Immunization and challenge were performed in mice as described previously¹⁸, and viral replication (mean log₁₀TCID₅₀ per g tissue with standard error) in the lower (a) and upper (b) respiratory tract after challenge with SARS-CoV was measured for five immunized animals inoculated with SΔCD, SΔTM or empty plasmid vector control. The lower limit for detection of SARS-CoV replication was 1.5 TCID₅₀ per g in the lungs and 1.8 TCID₅₀ per g in the nasal turbinates. A non-parametric two-tailed t-test (Mann–Whitney) was used for statistical analysis. Log-transformed virus titres were compared, and statistical significance was assigned to the differences, both with a P value of 0.0079.

Figure 4. Immune mechanism of protection: T-cell depletion, adoptive transfer and antibody passive transfer.

a, Monoclonal rat anti-mouse anti-CD4, CD8 or CD4/CD8/CD90 were used to deplete T cells in SΔCD and control vaccinated mice (n = 4) as described previously²³. Mice were then challenged with SARS-CoV 48 h later. Viral replication in the lungs was measured as described in Fig. 3. Data represent mean ± s.e., and no statistically significant difference was observed between groups depleted as shown. b, Lack of protection against SARS-CoV replication in the lungs after adoptive T-cell transfer from vaccinated mice. Each naive mouse (n = 4) received 3 × 10⁷ purified T cells from a donor mouse confirmed to respond to the vaccine (immune) or from a non-immune mouse (control). The recipient mice were challenged 24 h after adoptive T-cell transfer.

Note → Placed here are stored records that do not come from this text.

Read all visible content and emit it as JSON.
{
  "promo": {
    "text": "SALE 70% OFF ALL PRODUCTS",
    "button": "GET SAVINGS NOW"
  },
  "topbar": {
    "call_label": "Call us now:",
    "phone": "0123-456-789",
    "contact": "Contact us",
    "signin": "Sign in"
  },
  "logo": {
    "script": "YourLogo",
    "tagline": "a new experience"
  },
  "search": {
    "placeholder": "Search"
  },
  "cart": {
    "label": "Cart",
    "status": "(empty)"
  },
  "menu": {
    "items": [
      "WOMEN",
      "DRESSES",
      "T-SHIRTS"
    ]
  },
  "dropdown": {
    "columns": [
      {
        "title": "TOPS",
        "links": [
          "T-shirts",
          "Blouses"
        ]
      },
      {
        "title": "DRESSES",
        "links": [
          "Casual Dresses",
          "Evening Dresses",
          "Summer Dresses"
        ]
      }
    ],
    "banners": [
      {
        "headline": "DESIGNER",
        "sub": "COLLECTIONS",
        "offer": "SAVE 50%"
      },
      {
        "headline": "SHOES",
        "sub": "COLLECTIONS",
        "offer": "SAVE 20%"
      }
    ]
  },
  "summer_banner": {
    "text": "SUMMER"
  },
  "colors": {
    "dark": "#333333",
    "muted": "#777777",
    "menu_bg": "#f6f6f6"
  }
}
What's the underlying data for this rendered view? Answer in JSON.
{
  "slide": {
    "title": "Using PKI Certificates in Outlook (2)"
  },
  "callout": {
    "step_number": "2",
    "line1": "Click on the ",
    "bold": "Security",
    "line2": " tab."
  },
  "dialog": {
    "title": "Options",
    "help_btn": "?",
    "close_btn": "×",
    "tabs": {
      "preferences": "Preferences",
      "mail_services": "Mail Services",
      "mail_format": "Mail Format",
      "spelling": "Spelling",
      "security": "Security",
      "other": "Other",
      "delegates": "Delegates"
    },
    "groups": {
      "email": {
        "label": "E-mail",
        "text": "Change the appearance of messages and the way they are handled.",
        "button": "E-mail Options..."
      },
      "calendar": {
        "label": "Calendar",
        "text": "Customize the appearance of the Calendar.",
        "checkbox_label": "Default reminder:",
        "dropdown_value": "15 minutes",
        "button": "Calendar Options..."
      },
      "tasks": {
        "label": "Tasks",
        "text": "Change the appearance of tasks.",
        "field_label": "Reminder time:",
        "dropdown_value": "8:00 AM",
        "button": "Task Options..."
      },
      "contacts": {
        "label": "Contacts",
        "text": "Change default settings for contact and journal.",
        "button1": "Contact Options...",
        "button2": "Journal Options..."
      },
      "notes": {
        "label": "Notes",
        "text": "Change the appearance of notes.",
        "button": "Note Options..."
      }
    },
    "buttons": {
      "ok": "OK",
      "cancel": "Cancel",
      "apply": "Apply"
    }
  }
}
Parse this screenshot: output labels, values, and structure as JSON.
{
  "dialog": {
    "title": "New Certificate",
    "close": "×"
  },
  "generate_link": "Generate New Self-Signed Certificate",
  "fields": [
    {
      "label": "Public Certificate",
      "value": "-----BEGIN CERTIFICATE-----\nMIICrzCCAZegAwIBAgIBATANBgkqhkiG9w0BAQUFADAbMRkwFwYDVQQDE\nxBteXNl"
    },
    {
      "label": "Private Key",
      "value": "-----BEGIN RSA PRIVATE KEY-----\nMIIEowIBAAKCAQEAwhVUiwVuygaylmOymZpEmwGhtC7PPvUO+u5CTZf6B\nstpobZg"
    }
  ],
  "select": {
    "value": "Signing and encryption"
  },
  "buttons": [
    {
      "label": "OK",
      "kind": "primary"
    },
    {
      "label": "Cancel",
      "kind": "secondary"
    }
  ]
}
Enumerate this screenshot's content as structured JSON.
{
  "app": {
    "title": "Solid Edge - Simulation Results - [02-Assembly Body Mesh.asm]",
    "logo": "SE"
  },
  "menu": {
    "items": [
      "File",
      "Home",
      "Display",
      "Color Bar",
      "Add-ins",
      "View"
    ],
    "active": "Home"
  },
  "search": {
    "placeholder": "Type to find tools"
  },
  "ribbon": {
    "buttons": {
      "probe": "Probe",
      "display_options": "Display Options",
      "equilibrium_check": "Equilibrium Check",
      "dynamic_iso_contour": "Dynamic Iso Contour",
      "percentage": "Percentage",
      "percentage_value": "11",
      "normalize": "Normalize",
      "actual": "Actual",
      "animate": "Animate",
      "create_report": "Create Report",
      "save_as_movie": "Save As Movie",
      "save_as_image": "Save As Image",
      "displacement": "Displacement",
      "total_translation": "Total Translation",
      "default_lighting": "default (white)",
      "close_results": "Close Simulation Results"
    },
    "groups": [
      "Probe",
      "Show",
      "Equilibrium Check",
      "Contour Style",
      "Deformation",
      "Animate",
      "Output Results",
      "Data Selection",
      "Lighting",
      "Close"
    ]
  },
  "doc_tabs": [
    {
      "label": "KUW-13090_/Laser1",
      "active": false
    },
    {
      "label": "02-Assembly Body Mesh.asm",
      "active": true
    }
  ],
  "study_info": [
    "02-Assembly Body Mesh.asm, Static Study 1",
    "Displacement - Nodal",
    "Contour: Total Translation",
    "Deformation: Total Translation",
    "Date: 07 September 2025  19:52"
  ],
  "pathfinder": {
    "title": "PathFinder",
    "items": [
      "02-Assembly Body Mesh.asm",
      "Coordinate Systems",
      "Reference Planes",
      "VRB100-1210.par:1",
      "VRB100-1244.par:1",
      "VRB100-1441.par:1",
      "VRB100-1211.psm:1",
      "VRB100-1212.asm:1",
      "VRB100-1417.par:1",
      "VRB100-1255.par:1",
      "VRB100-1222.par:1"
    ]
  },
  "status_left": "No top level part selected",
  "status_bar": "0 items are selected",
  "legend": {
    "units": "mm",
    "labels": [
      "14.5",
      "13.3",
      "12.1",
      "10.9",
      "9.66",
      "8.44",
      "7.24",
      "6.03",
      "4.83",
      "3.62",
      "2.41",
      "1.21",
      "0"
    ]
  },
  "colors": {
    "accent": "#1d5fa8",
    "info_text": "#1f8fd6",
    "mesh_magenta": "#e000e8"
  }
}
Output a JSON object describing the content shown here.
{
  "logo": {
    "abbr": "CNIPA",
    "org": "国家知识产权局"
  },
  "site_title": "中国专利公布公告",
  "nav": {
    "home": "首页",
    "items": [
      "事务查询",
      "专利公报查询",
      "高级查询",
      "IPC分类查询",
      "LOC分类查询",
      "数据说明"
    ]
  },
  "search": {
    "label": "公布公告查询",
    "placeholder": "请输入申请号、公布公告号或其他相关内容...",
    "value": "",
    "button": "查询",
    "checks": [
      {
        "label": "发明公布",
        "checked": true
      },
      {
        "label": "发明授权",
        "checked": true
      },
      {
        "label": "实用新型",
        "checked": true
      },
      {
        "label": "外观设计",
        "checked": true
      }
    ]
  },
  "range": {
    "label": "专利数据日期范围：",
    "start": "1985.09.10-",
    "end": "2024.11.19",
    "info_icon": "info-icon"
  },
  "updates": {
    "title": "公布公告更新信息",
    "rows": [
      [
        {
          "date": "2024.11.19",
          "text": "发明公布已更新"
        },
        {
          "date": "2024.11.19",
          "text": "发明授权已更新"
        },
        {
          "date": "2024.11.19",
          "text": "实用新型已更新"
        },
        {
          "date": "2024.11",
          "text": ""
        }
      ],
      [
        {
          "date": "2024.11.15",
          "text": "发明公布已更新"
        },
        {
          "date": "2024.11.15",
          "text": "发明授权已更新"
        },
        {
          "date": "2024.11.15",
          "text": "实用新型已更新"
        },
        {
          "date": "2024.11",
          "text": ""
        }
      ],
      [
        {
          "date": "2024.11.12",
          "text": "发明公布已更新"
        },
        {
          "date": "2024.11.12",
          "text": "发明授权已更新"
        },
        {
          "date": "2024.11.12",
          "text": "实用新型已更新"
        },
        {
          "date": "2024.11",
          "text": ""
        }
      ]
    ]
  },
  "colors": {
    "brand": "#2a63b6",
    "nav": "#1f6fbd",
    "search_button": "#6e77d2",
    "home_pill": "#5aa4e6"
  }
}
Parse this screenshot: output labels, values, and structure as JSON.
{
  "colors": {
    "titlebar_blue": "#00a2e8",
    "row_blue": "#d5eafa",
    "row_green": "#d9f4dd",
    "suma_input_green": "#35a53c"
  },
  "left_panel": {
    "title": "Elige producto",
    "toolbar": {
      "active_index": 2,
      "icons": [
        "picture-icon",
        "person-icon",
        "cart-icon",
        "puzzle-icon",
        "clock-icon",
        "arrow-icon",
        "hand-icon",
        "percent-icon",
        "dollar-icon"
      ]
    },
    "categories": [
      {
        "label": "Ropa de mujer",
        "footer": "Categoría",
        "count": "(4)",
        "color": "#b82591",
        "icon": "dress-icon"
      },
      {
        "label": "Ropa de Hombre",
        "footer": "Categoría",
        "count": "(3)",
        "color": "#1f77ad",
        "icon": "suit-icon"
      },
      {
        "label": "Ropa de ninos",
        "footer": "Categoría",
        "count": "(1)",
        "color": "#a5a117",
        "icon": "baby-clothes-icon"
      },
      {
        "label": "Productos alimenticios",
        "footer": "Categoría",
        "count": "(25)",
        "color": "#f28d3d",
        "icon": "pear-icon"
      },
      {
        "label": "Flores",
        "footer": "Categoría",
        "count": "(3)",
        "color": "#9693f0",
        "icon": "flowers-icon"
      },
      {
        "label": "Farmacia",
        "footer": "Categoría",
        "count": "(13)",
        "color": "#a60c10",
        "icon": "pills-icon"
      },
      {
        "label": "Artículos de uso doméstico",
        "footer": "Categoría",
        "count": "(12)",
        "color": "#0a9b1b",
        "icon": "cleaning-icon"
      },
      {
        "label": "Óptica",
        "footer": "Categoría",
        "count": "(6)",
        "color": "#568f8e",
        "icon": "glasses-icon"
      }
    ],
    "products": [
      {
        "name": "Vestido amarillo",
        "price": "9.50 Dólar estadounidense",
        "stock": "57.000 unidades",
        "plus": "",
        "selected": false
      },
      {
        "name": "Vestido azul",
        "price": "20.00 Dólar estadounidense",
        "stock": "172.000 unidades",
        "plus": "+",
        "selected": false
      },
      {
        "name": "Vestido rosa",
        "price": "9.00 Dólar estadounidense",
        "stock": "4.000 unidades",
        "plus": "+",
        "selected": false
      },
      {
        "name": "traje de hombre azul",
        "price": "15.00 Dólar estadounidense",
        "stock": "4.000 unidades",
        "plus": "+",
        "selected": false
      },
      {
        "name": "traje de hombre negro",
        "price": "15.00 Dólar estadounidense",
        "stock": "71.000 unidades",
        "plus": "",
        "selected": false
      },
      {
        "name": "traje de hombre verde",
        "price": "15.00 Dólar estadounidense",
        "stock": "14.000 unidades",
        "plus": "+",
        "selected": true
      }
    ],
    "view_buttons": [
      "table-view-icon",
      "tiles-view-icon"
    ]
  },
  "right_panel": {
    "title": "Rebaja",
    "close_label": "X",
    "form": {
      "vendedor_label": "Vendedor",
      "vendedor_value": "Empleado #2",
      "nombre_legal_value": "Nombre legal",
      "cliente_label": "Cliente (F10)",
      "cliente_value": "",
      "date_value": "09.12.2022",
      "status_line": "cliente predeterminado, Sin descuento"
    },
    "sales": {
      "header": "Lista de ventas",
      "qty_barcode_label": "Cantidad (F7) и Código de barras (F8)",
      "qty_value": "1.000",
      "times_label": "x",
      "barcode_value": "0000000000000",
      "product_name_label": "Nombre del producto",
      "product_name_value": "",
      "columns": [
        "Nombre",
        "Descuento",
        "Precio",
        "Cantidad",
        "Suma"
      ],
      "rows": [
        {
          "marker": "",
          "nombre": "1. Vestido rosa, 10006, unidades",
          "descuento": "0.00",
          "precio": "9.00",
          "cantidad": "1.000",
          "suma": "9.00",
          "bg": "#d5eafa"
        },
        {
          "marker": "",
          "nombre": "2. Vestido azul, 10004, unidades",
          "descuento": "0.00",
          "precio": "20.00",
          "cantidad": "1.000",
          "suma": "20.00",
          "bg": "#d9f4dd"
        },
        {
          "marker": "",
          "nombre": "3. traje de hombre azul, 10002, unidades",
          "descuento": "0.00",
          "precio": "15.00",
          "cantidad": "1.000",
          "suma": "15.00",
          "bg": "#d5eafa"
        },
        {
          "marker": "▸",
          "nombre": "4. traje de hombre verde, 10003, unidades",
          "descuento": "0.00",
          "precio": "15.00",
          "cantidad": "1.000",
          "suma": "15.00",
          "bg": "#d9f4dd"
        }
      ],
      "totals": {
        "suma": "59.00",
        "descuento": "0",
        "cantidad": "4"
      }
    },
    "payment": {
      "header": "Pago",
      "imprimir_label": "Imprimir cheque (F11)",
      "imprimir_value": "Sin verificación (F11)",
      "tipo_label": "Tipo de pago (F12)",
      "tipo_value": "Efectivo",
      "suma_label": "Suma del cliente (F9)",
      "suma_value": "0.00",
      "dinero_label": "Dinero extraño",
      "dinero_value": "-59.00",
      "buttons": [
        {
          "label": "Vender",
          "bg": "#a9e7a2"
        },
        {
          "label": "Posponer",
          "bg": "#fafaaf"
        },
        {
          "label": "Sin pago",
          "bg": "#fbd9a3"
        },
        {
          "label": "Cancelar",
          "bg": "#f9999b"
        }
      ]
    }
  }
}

Viral titre in lungs was measured as described in Fig. 3. There was no statistically significant difference between these two groups using the non-parametric Mann–Whitney two-tailed t-test (P = 0.49). c, Protection against SARS-CoV replication in the lungs after passive transfer of immune IgG from vaccinated mice. Purified IgG from SΔCD or control vaccinated donor mice (n = 4) was passively transferred into recipient naive mice (n = 4). Serum from recipient mice was collected one day before challenge, and neutralization was confirmed using the S pseudotyped lentiviral vector (left panel). Recipient mice (n = 4 per group) were challenged 24 h after IgG transfer with 10⁴ TCID₅₀ SARS-CoV and SARS-CoV replication was measured as described in Fig. 3. The non-parametric two-tailed t-test (Mann–Whitney) revealed a statistically significant difference of P = 0.0286 between these two groups (right panel).